Uncertainty quantification of heat transfer in a microchannel heat sink with random surface roughness

Abstract

To numerically investigate the stochastic heat transfer performance of a microchannel heat sink, a randomly generated, rough surface profile with a prespecified autocorrelation function is applied to its bottom surface. The magnitude of the maximum relative roughness of the surface is treated as a Gaussian random input with specified uncertainty, and uncertainty in the output is modeled via polynomial chaos expansions. According to deterministic analysis of the simulation results, an increase in surface roughness enhances the heat transfer.
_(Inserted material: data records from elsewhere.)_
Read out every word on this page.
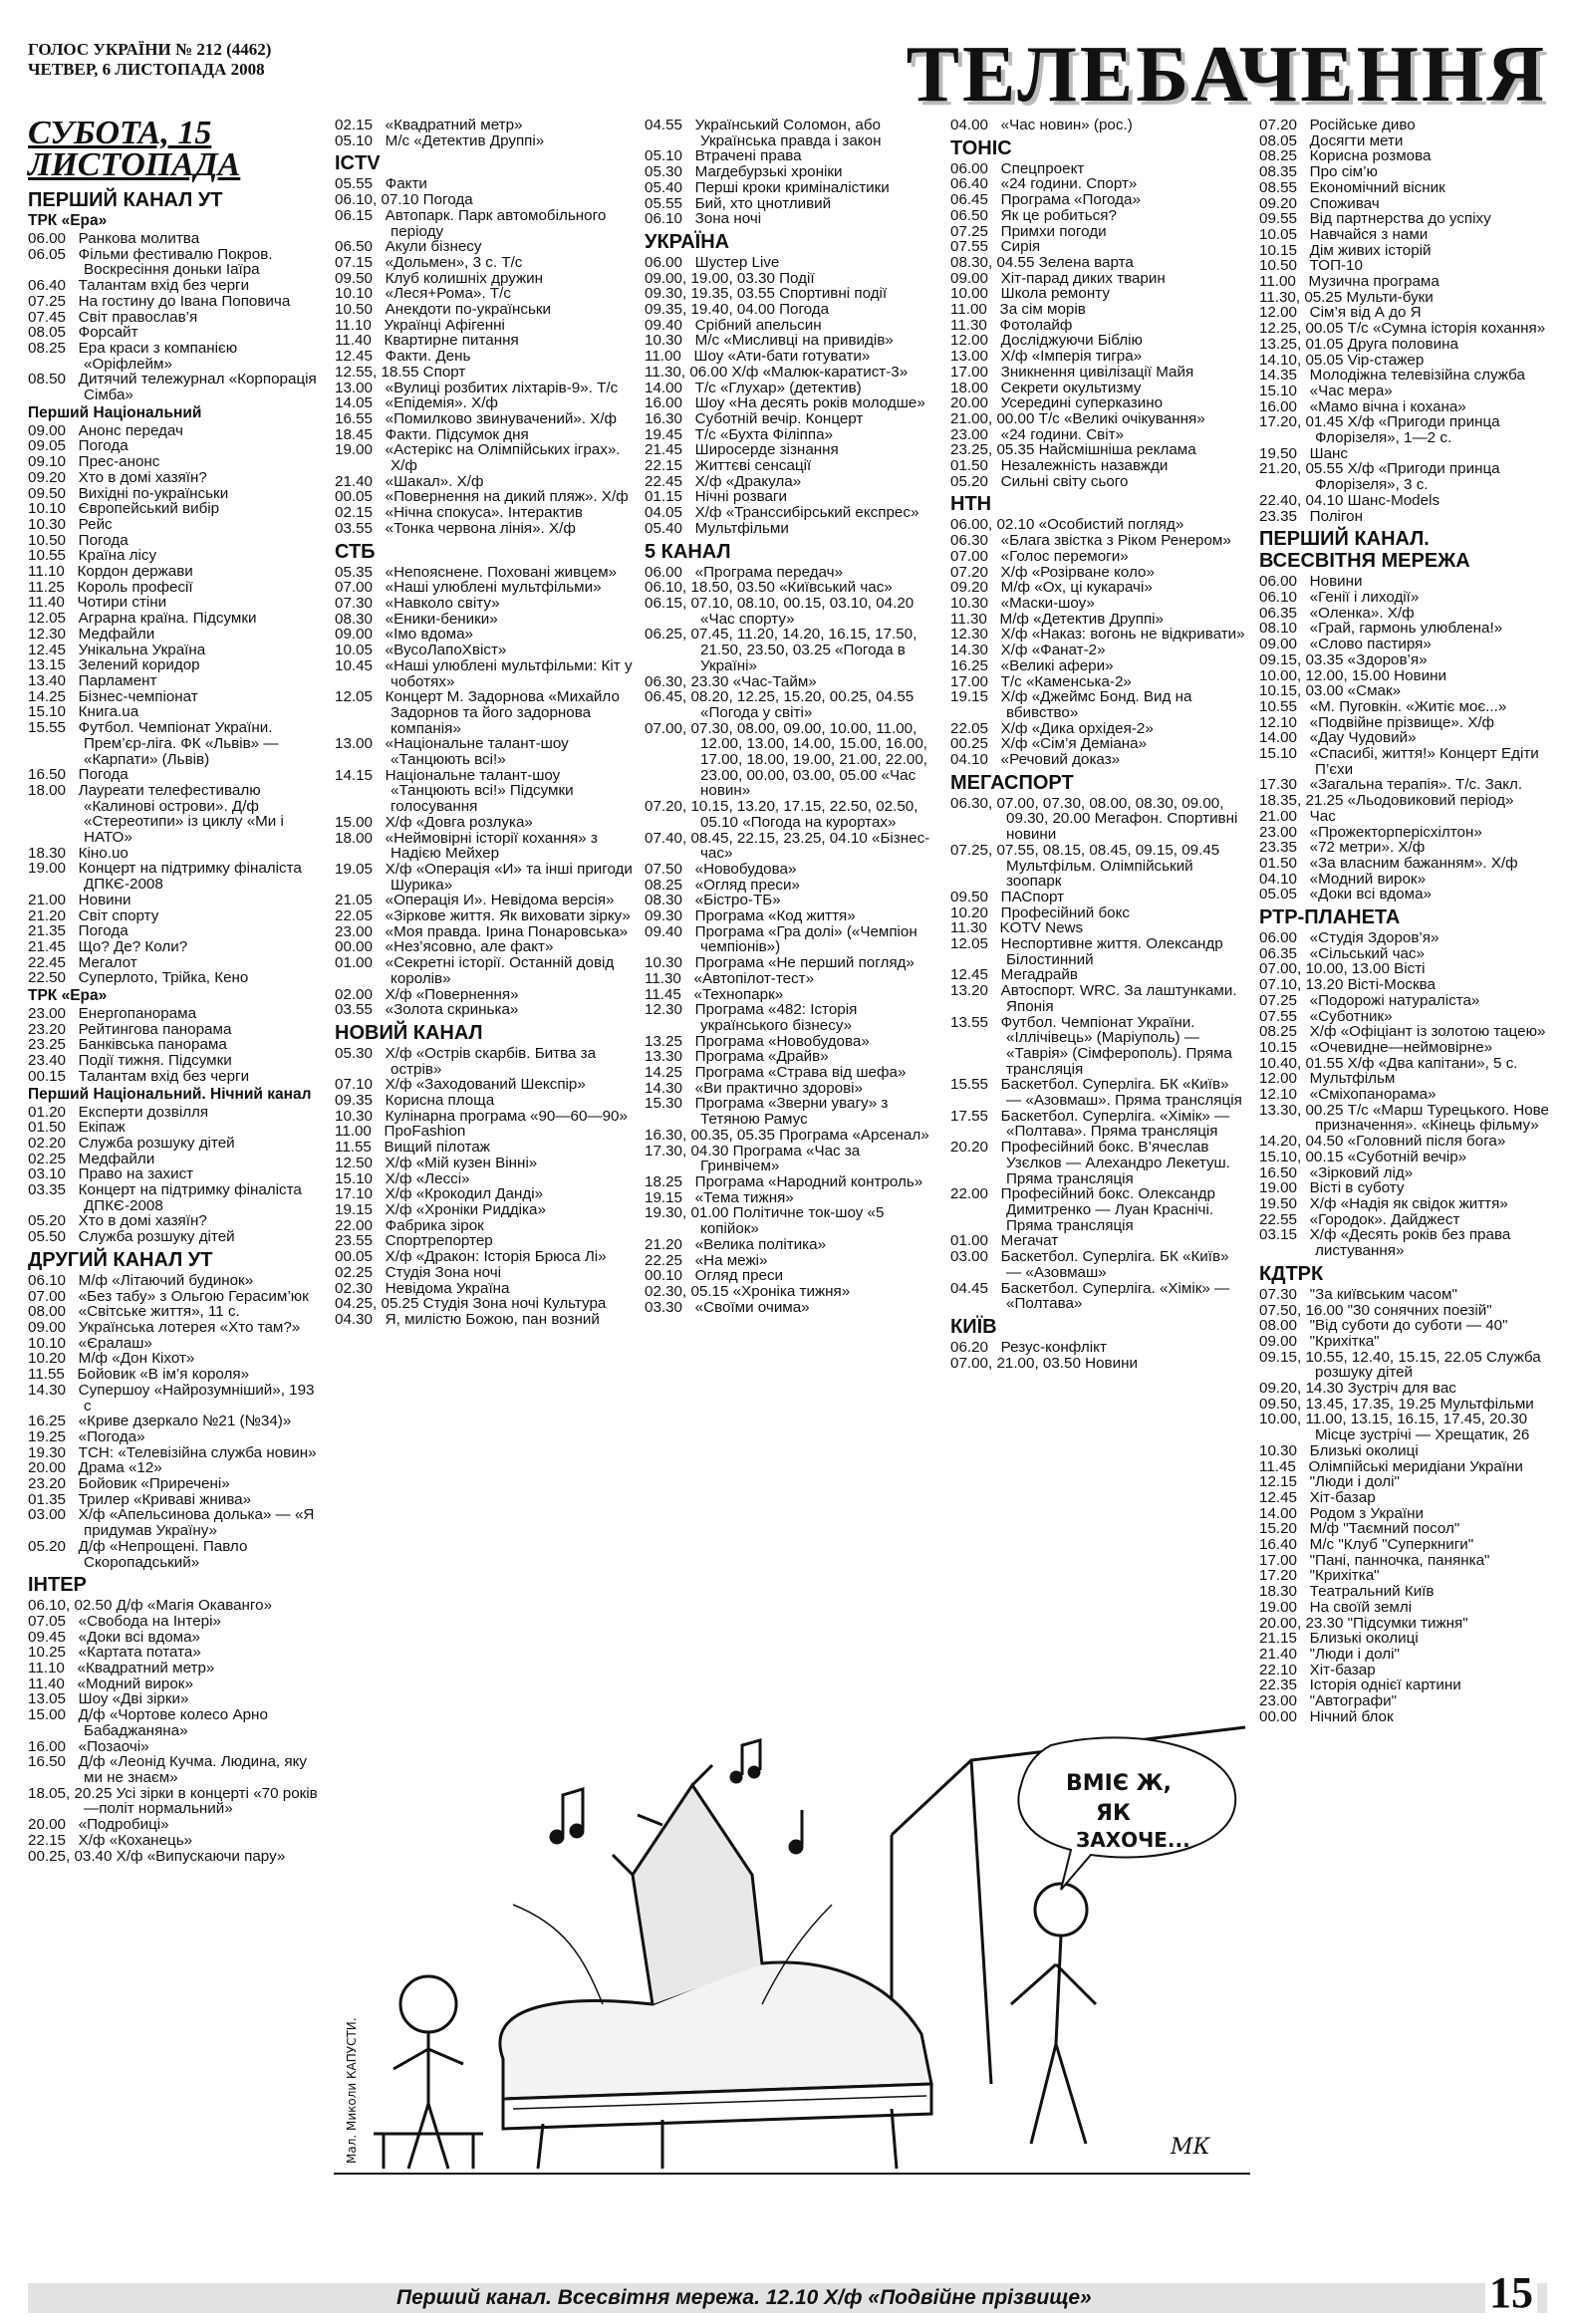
ГОЛОС УКРАЇНИ № 212 (4462)
ЧЕТВЕР, 6 ЛИСТОПАДА 2008	ТЕЛЕБАЧЕННЯ
СУБОТА, 15 ЛИСТОПАДА
ПЕРШИЙ КАНАЛ УТ
ТРК «Ера»
06.00   Ранкова молитва
06.05   Фільми фестивалю Покров. Воскресіння доньки Іаїра
06.40   Талантам вхід без черги
07.25   На гостину до Івана Поповича
07.45   Світ православ’я
08.05   Форсайт
08.25   Ера краси з компанією «Оріфлейм»
08.50   Дитячий тележурнал «Корпорація Сімба»
Перший Національний
09.00   Анонс передач
09.05   Погода
09.10   Прес-анонс
09.20   Хто в домі хазяїн?
09.50   Вихідні по-українськи
10.10   Європейський вибір
10.30   Рейс
10.50   Погода
10.55   Країна лісу
11.10   Кордон держави
11.25   Король професії
11.40   Чотири стіни
12.05   Аграрна країна. Підсумки
12.30   Медфайли
12.45   Унікальна Україна
13.15   Зелений коридор
13.40   Парламент
14.25   Бізнес-чемпіонат
15.10   Книга.ua
15.55   Футбол. Чемпіонат України. Прем’єр-ліга. ФК «Львів» — «Карпати» (Львів)
16.50   Погода
18.00   Лауреати телефестивалю «Калинові острови». Д/ф «Стереотипи» із циклу «Ми і НАТО»
18.30   Кіно.uo
19.00   Концерт на підтримку фіналіста ДПКЄ-2008
21.00   Новини
21.20   Світ спорту
21.35   Погода
21.45   Що? Де? Коли?
22.45   Мегалот
22.50   Суперлото, Трійка, Кено
ТРК «Ера»
23.00   Енергопанорама
23.20   Рейтингова панорама
23.25   Банківська панорама
23.40   Події тижня. Підсумки
00.15   Талантам вхід без черги
Перший Національний. Нічний канал
01.20   Експерти дозвілля
01.50   Екіпаж
02.20   Служба розшуку дітей
02.25   Медфайли
03.10   Право на захист
03.35   Концерт на підтримку фіналіста ДПКЄ-2008
05.20   Хто в домі хазяїн?
05.50   Служба розшуку дітей
ДРУГИЙ КАНАЛ УТ
06.10   М/ф «Літаючий будинок»
07.00   «Без табу» з Ольгою Герасим’юк
08.00   «Світське життя», 11 с.
09.00   Українська лотерея «Хто там?»
10.10   «Єралаш»
10.20   М/ф «Дон Кіхот»
11.55   Бойовик «В ім’я короля»
14.30   Супершоу «Найрозумніший», 193 с
16.25   «Криве дзеркало №21 (№34)»
19.25   «Погода»
19.30   ТСН: «Телевізійна служба новин»
20.00   Драма «12»
23.20   Бойовик «Приречені»
01.35   Трилер «Криваві жнива»
03.00   Х/ф «Апельсинова долька» — «Я придумав Україну»
05.20   Д/ф «Непрощені. Павло Скоропадський»
ІНТЕР
06.10, 02.50 Д/ф «Магія Окаванго»
07.05   «Свобода на Інтері»
09.45   «Доки всі вдома»
10.25   «Картата потата»
11.10   «Квадратний метр»
11.40   «Модний вирок»
13.05   Шоу «Дві зірки»
15.00   Д/ф «Чортове колесо Арно Бабаджаняна»
16.00   «Позаочі»
16.50   Д/ф «Леонід Кучма. Людина, яку ми не знаєм»
18.05, 20.25 Усі зірки в концерті «70 років—політ нормальний»
20.00   «Подробиці»
22.15   Х/ф «Коханець»
00.25, 03.40 Х/ф «Випускаючи пару»
02.15   «Квадратний метр»
05.10   М/с «Детектив Друппі»
ICTV
05.55   Факти
06.10, 07.10 Погода
06.15   Автопарк. Парк автомобільного періоду
06.50   Акули бізнесу
07.15   «Дольмен», 3 с. Т/с
09.50   Клуб колишніх дружин
10.10   «Леся+Рома». Т/с
10.50   Анекдоти по-українськи
11.10   Українці Афігенні
11.40   Квартирне питання
12.45   Факти. День
12.55, 18.55 Спорт
13.00   «Вулиці розбитих ліхтарів-9». Т/с
14.05   «Епідемія». Х/ф
16.55   «Помилково звинувачений». Х/ф
18.45   Факти. Підсумок дня
19.00   «Астерікс на Олімпійських іграх». Х/ф
21.40   «Шакал». Х/ф
00.05   «Повернення на дикий пляж». Х/ф
02.15   «Нічна спокуса». Інтерактив
03.55   «Тонка червона лінія». Х/ф
СТБ
05.35   «Непояснене. Поховані живцем»
07.00   «Наші улюблені мультфільми»
07.30   «Навколо світу»
08.30   «Еники-беники»
09.00   «Імо вдома»
10.05   «ВусоЛапоХвіст»
10.45   «Наші улюблені мультфільми: Кіт у чоботях»
12.05   Концерт М. Задорнова «Михайло Задорнов та його задорнова компанія»
13.00   «Національне талант-шоу «Танцюють всі!»
14.15   Національне талант-шоу «Танцюють всі!» Підсумки голосування
15.00   Х/ф «Довга розлука»
18.00   «Неймовірні історії кохання» з Надією Мейхер
19.05   Х/ф «Операція «И» та інші пригоди Шурика»
21.05   «Операція И». Невідома версія»
22.05   «Зіркове життя. Як виховати зірку»
23.00   «Моя правда. Ірина Понаровська»
00.00   «Нез’ясовно, але факт»
01.00   «Секретні історії. Останній довід королів»
02.00   Х/ф «Повернення»
03.55   «Золота скринька»
НОВИЙ КАНАЛ
05.30   Х/ф «Острів скарбів. Битва за острів»
07.10   Х/ф «Заходований Шекспір»
09.35   Корисна площа
10.30   Кулінарна програма «90—60—90»
11.00   ПроFashion
11.55   Вищий пілотаж
12.50   Х/ф «Мій кузен Вінні»
15.10   Х/ф «Лессі»
17.10   Х/ф «Крокодил Данді»
19.15   Х/ф «Хроніки Риддіка»
22.00   Фабрика зірок
23.55   Спортрепортер
00.05   Х/ф «Дракон: Історія Брюса Лі»
02.25   Студія Зона ночі
02.30   Невідома Україна
04.25, 05.25 Студія Зона ночі Культура
04.30   Я, милістю Божою, пан возний
04.55   Український Соломон, або Українська правда і закон
05.10   Втрачені права
05.30   Магдебурзькі хроніки
05.40   Перші кроки криміналістики
05.55   Бий, хто цнотливий
06.10   Зона ночі
УКРАЇНА
06.00   Шустер Live
09.00, 19.00, 03.30 Події
09.30, 19.35, 03.55 Спортивні події
09.35, 19.40, 04.00 Погода
09.40   Срібний апельсин
10.30   М/с «Мисливці на привидів»
11.00   Шоу «Ати-бати готувати»
11.30, 06.00 Х/ф «Малюк-каратист-3»
14.00   Т/с «Глухар» (детектив)
16.00   Шоу «На десять років молодше»
16.30   Суботній вечір. Концерт
19.45   Т/с «Бухта Філіппа»
21.45   Широсерде зізнання
22.15   Життєві сенсації
22.45   Х/ф «Дракула»
01.15   Нічні розваги
04.05   Х/ф «Транссибірський експрес»
05.40   Мультфільми
5 КАНАЛ
06.00   «Програма передач»
06.10, 18.50, 03.50 «Київський час»
06.15, 07.10, 08.10, 00.15, 03.10, 04.20 «Час спорту»
06.25, 07.45, 11.20, 14.20, 16.15, 17.50, 21.50, 23.50, 03.25 «Погода в Україні»
06.30, 23.30 «Час-Тайм»
06.45, 08.20, 12.25, 15.20, 00.25, 04.55 «Погода у світі»
07.00, 07.30, 08.00, 09.00, 10.00, 11.00, 12.00, 13.00, 14.00, 15.00, 16.00, 17.00, 18.00, 19.00, 21.00, 22.00, 23.00, 00.00, 03.00, 05.00 «Час новин»
07.20, 10.15, 13.20, 17.15, 22.50, 02.50, 05.10 «Погода на курортах»
07.40, 08.45, 22.15, 23.25, 04.10 «Бізнес-час»
07.50   «Новобудова»
08.25   «Огляд преси»
08.30   «Бістро-ТБ»
09.30   Програма «Код життя»
09.40   Програма «Гра долі» («Чемпіон чемпіонів»)
10.30   Програма «Не перший погляд»
11.30   «Автопілот-тест»
11.45   «Технопарк»
12.30   Програма «482: Історія українського бізнесу»
13.25   Програма «Новобудова»
13.30   Програма «Драйв»
14.25   Програма «Страва від шефа»
14.30   «Ви практично здорові»
15.30   Програма «Зверни увагу» з Тетяною Рамус
16.30, 00.35, 05.35 Програма «Арсенал»
17.30, 04.30 Програма «Час за Гринвічем»
18.25   Програма «Народний контроль»
19.15   «Тема тижня»
19.30, 01.00 Політичне ток-шоу «5 копійок»
21.20   «Велика політика»
22.25   «На межі»
00.10   Огляд преси
02.30, 05.15 «Хроніка тижня»
03.30   «Своїми очима»
04.00   «Час новин» (рос.)
ТОНІС
06.00   Спецпроект
06.40   «24 години. Спорт»
06.45   Програма «Погода»
06.50   Як це робиться?
07.25   Примхи погоди
07.55   Сирія
08.30, 04.55 Зелена варта
09.00   Хіт-парад диких тварин
10.00   Школа ремонту
11.00   За сім морів
11.30   Фотолайф
12.00   Досліджуючи Біблію
13.00   Х/ф «Імперія тигра»
17.00   Зникнення цивілізації Майя
18.00   Секрети окультизму
20.00   Усередині суперказино
21.00, 00.00 Т/с «Великі очікування»
23.00   «24 години. Світ»
23.25, 05.35 Найсмішніша реклама
01.50   Незалежність назавжди
05.20   Сильні світу сього
НТН
06.00, 02.10 «Особистий погляд»
06.30   «Блага звістка з Ріком Ренером»
07.00   «Голос перемоги»
07.20   Х/ф «Розірване коло»
09.20   М/ф «Ох, ці кукарачі»
10.30   «Маски-шоу»
11.30   М/ф «Детектив Друппі»
12.30   Х/ф «Наказ: вогонь не відкривати»
14.30   Х/ф «Фанат-2»
16.25   «Великі афери»
17.00   Т/с «Каменська-2»
19.15   Х/ф «Джеймс Бонд. Вид на вбивство»
22.05   Х/ф «Дика орхідея-2»
00.25   Х/ф «Сім’я Деміана»
04.10   «Речовий доказ»
МЕГАСПОРТ
06.30, 07.00, 07.30, 08.00, 08.30, 09.00, 09.30, 20.00 Мегафон. Спортивні новини
07.25, 07.55, 08.15, 08.45, 09.15, 09.45 Мультфільм. Олімпійський зоопарк
09.50   ПАСпорт
10.20   Професійний бокс
11.30   KOTV News
12.05   Неспортивне життя. Олександр Білостинний
12.45   Мегадрайв
13.20   Автоспорт. WRC. За лаштунками. Японія
13.55   Футбол. Чемпіонат України. «Іллічівець» (Маріуполь) — «Таврія» (Сімферополь). Пряма трансляція
15.55   Баскетбол. Суперліга. БК «Київ» — «Азовмаш». Пряма трансляція
17.55   Баскетбол. Суперліга. «Хімік» — «Полтава». Пряма трансляція
20.20   Професійний бокс. В’ячеслав Узєлков — Алехандро Лекетуш. Пряма трансляція
22.00   Професійний бокс. Олександр Димитренко — Луан Краснічі. Пряма трансляція
01.00   Мегачат
03.00   Баскетбол. Суперліга. БК «Київ» — «Азовмаш»
04.45   Баскетбол. Суперліга. «Хімік» — «Полтава»
КИЇВ
06.20   Резус-конфлікт
07.00, 21.00, 03.50 Новини
07.20   Російське диво
08.05   Досягти мети
08.25   Корисна розмова
08.35   Про сім’ю
08.55   Економічний вісник
09.20   Споживач
09.55   Від партнерства до успіху
10.05   Навчайся з нами
10.15   Дім живих історій
10.50   ТОП-10
11.00   Музична програма
11.30, 05.25 Мульти-буки
12.00   Сім’я від А до Я
12.25, 00.05 Т/с «Сумна історія кохання»
13.25, 01.05 Друга половина
14.10, 05.05 Vip-стажер
14.35   Молодіжна телевізійна служба
15.10   «Час мера»
16.00   «Мамо вічна і кохана»
17.20, 01.45 Х/ф «Пригоди принца Флорізеля», 1—2 с.
19.50   Шанс
21.20, 05.55 Х/ф «Пригоди принца Флорізеля», 3 с.
22.40, 04.10 Шанс-Models
23.35   Полігон
ПЕРШИЙ КАНАЛ. ВСЕСВІТНЯ МЕРЕЖА
06.00   Новини
06.10   «Генії і лиходії»
06.35   «Оленка». Х/ф
08.10   «Грай, гармонь улюблена!»
09.00   «Слово пастиря»
09.15, 03.35 «Здоров’я»
10.00, 12.00, 15.00 Новини
10.15, 03.00 «Смак»
10.55   «М. Пуговкін. «Житіє моє...»
12.10   «Подвійне прізвище». Х/ф
14.00   «Дау Чудовий»
15.10   «Спасибі, життя!» Концерт Едіти П’єхи
17.30   «Загальна терапія». Т/с. Закл.
18.35, 21.25 «Льодовиковий період»
21.00   Час
23.00   «Прожекторперісхілтон»
23.35   «72 метри». Х/ф
01.50   «За власним бажанням». Х/ф
04.10   «Модний вирок»
05.05   «Доки всі вдома»
РТР-ПЛАНЕТА
06.00   «Студія Здоров’я»
06.35   «Сільський час»
07.00, 10.00, 13.00 Вісті
07.10, 13.20 Вісті-Москва
07.25   «Подорожі натураліста»
07.55   «Суботник»
08.25   Х/ф «Офіціант із золотою тацею»
10.15   «Очевидне—неймовірне»
10.40, 01.55 Х/ф «Два капітани», 5 с.
12.00   Мультфільм
12.10   «Сміхопанорама»
13.30, 00.25 Т/с «Марш Турецького. Нове призначення». «Кінець фільму»
14.20, 04.50 «Головний після бога»
15.10, 00.15 «Суботній вечір»
16.50   «Зірковий лід»
19.00   Вісті в суботу
19.50   Х/ф «Надія як свідок життя»
22.55   «Городок». Дайджест
03.15   Х/ф «Десять років без права листування»
КДТРК
07.30   "За київським часом"
07.50, 16.00 "30 сонячних поезій"
08.00   "Від суботи до суботи — 40"
09.00   "Крихітка"
09.15, 10.55, 12.40, 15.15, 22.05 Служба розшуку дітей
09.20, 14.30 Зустріч для вас
09.50, 13.45, 17.35, 19.25 Мультфільми
10.00, 11.00, 13.15, 16.15, 17.45, 20.30 Місце зустрічі — Хрещатик, 26
10.30   Близькі околиці
11.45   Олімпійські меридіани України
12.15   "Люди і долі"
12.45   Хіт-базар
14.00   Родом з України
15.20   М/ф "Таємний посол"
16.40   М/с "Клуб "Суперкниги"
17.00   "Пані, панночка, панянка"
17.20   "Крихітка"
18.30   Театральний Київ
19.00   На своїй землі
20.00, 23.30 "Підсумки тижня"
21.15   Близькі околиці
21.40   "Люди і долі"
22.10   Хіт-базар
22.35   Історія однієї картини
23.00   "Автографи"
00.00   Нічний блок
ВМІЄ Ж,
ЯК
ЗАХОЧЕ...
МК
Мал. Миколи КАПУСТИ.
Перший канал. Всесвітня мережа. 12.10 Х/ф «Подвійне прізвище»	15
As found through stochastic analysis of the joint probability density functions of the local surface height and local Nusselt number, the local surface height alone is insufficient to explain changes in the local Nusselt number, and the sensitivity of the local Nusselt number to other factors increases with the absolute value of the local surface height. Polynomial chaos expansions are used to identify the peaks and ridges of the surface as regions where the Nusselt number and velocity magnitude are more sensitive to the local surface roughness than in valleys. Probability density functions are estimated from the polynomial chaos expansions of the local Nusselt number, spanwise-averaged Nusselt number, and three global outputs: the average Nusselt number over the rough bottom surface, the pressure drop over the channel, and the performance factor of the bottom surface. Because of nonlinear propagation of the Gaussian random input, the distributions of the local and spanwise-averaged Nusselt numbers can not generally be assumed to have a Gaussian shape. In contrast, the global outputs can be treated as Gaussian as a good approximation.